Question 2 Multiple Choice
Which statement correctly describes the duality between open and closed sets with respect to unions and intersections?
AArbitrary unions of closed sets are closed; only finite intersections of open sets are open
BOnly finite unions of closed sets are guaranteed to be closed; arbitrary intersections of closed sets are closed
CBoth open sets and closed sets are closed under arbitrary unions
DClosed sets are closed under countable unions but not arbitrary ones
The exact dual of the open-set rule (arbitrary unions open; finite intersections open) is: arbitrary intersections closed; finite unions closed. Classic counterexample for infinite unions of closed sets: each singleton {1/n} is closed (finite sets are closed), but ⋃{1/n} = {1, 1/2, 1/3, …} is not closed, as shown above.
Question 3 True / False
The interval [0, 1) is a closed set because it contains the boundary point 0.
TTrue
FFalse
Answer: False
[0, 1) is neither open nor closed. The sequence of points 1 − 1/n = {0, 1/2, 2/3, 3/4, …} lies entirely inside [0, 1) and converges to 1. But 1 ∉ [0, 1), so 1 is a limit point not in the set — [0, 1) fails the limit-point criterion.
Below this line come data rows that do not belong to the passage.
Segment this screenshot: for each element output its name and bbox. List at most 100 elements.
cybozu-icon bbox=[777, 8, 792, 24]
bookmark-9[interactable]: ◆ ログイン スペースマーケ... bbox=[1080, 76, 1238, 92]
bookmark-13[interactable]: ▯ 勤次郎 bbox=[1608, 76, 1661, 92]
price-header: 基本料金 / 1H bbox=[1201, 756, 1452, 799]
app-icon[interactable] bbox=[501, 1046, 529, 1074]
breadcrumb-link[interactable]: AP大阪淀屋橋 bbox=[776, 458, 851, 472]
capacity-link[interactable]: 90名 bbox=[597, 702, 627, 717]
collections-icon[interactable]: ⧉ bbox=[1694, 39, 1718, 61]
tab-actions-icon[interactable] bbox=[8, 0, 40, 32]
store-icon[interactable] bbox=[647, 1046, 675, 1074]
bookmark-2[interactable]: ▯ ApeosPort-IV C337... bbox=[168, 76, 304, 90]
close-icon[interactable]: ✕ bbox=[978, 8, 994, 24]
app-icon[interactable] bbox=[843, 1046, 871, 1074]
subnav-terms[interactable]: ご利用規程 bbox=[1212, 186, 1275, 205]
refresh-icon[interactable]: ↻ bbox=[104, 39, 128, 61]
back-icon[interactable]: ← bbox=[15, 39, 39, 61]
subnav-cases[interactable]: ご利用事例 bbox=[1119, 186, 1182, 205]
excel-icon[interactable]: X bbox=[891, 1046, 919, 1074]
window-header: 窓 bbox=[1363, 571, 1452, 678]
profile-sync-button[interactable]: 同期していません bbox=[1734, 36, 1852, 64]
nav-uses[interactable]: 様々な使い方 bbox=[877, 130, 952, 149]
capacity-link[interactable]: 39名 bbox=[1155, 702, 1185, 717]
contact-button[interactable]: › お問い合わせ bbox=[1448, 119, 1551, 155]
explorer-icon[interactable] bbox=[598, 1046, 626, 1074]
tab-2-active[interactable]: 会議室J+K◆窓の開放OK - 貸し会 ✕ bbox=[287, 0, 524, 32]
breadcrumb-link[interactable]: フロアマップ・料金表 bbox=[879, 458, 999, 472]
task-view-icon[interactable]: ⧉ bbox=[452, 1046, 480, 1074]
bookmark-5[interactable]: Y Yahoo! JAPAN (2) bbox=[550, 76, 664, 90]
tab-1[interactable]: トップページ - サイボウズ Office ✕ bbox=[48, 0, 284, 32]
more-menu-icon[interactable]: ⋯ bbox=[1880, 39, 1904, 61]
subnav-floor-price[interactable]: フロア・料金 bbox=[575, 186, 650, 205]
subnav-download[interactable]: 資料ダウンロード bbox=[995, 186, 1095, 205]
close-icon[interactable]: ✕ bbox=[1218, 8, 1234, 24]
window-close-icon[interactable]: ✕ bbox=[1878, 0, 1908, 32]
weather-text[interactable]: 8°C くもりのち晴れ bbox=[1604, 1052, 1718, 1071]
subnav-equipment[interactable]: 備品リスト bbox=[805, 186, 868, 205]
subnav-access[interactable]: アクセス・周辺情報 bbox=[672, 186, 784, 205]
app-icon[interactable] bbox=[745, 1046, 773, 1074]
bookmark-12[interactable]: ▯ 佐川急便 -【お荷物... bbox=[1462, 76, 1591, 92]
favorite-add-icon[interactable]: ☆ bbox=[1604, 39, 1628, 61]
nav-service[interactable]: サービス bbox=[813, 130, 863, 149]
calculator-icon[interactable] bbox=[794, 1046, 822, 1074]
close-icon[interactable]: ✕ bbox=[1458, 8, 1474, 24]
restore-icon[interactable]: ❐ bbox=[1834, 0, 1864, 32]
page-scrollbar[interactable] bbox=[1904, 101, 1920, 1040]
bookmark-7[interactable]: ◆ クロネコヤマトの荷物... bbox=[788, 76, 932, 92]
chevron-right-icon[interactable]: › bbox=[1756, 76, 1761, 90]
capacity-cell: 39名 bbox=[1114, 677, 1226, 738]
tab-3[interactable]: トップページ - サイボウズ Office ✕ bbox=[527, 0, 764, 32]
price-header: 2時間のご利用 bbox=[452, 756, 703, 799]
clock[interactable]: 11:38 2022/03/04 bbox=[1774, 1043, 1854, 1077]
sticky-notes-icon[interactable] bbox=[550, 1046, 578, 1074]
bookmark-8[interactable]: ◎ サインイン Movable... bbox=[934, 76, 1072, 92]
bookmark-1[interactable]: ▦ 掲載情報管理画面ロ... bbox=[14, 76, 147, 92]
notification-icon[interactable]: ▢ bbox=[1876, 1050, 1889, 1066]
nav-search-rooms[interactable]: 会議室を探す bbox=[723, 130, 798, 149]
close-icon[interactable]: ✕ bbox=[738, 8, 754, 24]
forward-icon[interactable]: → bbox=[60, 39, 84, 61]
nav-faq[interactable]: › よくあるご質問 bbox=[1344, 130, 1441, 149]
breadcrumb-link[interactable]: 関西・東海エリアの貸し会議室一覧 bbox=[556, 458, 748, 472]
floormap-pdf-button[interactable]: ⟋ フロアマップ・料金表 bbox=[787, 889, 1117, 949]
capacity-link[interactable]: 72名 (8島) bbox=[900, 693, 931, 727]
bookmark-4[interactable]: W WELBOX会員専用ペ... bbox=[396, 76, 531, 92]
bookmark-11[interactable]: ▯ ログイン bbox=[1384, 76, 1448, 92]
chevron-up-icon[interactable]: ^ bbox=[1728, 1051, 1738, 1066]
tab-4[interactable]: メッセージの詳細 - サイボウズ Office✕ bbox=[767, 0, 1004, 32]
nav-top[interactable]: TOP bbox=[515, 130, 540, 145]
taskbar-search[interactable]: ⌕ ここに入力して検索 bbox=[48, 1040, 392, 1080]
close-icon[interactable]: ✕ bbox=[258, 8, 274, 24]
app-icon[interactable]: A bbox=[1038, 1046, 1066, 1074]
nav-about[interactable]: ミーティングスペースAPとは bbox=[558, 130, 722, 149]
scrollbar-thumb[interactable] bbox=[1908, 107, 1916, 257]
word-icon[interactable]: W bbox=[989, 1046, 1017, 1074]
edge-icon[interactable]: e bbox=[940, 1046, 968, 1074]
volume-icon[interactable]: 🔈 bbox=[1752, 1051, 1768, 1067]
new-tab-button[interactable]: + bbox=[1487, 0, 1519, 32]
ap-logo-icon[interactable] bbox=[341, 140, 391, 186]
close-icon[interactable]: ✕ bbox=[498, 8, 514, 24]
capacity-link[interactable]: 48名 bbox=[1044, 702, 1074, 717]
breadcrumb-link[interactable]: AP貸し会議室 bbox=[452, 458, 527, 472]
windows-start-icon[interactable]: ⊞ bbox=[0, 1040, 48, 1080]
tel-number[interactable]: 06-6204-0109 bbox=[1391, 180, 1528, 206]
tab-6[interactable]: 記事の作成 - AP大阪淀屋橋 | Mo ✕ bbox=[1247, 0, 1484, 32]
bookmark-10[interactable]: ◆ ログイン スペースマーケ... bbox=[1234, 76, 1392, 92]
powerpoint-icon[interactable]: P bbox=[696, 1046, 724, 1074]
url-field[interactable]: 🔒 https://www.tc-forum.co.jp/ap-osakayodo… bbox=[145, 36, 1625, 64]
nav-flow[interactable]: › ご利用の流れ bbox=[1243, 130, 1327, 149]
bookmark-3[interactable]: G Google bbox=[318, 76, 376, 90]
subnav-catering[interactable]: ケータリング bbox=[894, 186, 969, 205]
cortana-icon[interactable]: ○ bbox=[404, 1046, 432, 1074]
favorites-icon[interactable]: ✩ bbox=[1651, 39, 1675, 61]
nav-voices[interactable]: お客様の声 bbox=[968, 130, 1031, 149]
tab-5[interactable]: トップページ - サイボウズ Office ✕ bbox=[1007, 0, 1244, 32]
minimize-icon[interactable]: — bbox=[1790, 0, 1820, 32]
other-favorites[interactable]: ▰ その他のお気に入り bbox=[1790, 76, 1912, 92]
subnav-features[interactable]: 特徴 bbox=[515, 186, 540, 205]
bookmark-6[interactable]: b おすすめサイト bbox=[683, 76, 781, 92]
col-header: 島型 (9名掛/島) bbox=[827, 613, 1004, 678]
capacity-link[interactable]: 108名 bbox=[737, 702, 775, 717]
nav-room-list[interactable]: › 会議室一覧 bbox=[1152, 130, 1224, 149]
The fact that 0 is included does not make the set closed; what matters is whether *all* limit points are included.
Question 4 True / False
A set that is not open should be closed.
TTrue
FFalse
Answer: False
This is a very common misconception. 'Open' and 'closed' are independent properties — they are not logical opposites. A set can be: open but not closed (e.g., (0,1)); closed but not open (e.g., [0,1]); both open and closed (e.g., ℝ itself, or ∅); or neither open nor closed (e.g., [0,1)). The interval [0,1) is not open (0 has no neighborhood entirely inside it) and not closed (1 is a limit point not in the set).
Question 5 Short Answer
What does it mean for a set to 'contain all its limit points,' and why does this property capture the intuition of being 'closed'?
Think about your answer, then reveal below.
Model answer: A limit point of F is any point x such that every neighborhood of x contains a point of F other than x — sequences from F can get arbitrarily close to x. F is closed if every such limit point belongs to F. This captures 'closedness' because it means F is stable under the most basic operation of analysis: taking limits. You cannot escape F by taking limits of sequences from F. An open set like (0,1) fails because sequences approaching 0 or 1 from inside converge to points outside the set.
The limit-point criterion makes closed sets the natural setting for analysis: whenever you have a sequence from a closed set and it converges, the limit is guaranteed to stay in the set. This is why closed and bounded (compact) sets are so powerful — you can extract convergent subsequences without worrying about limits escaping.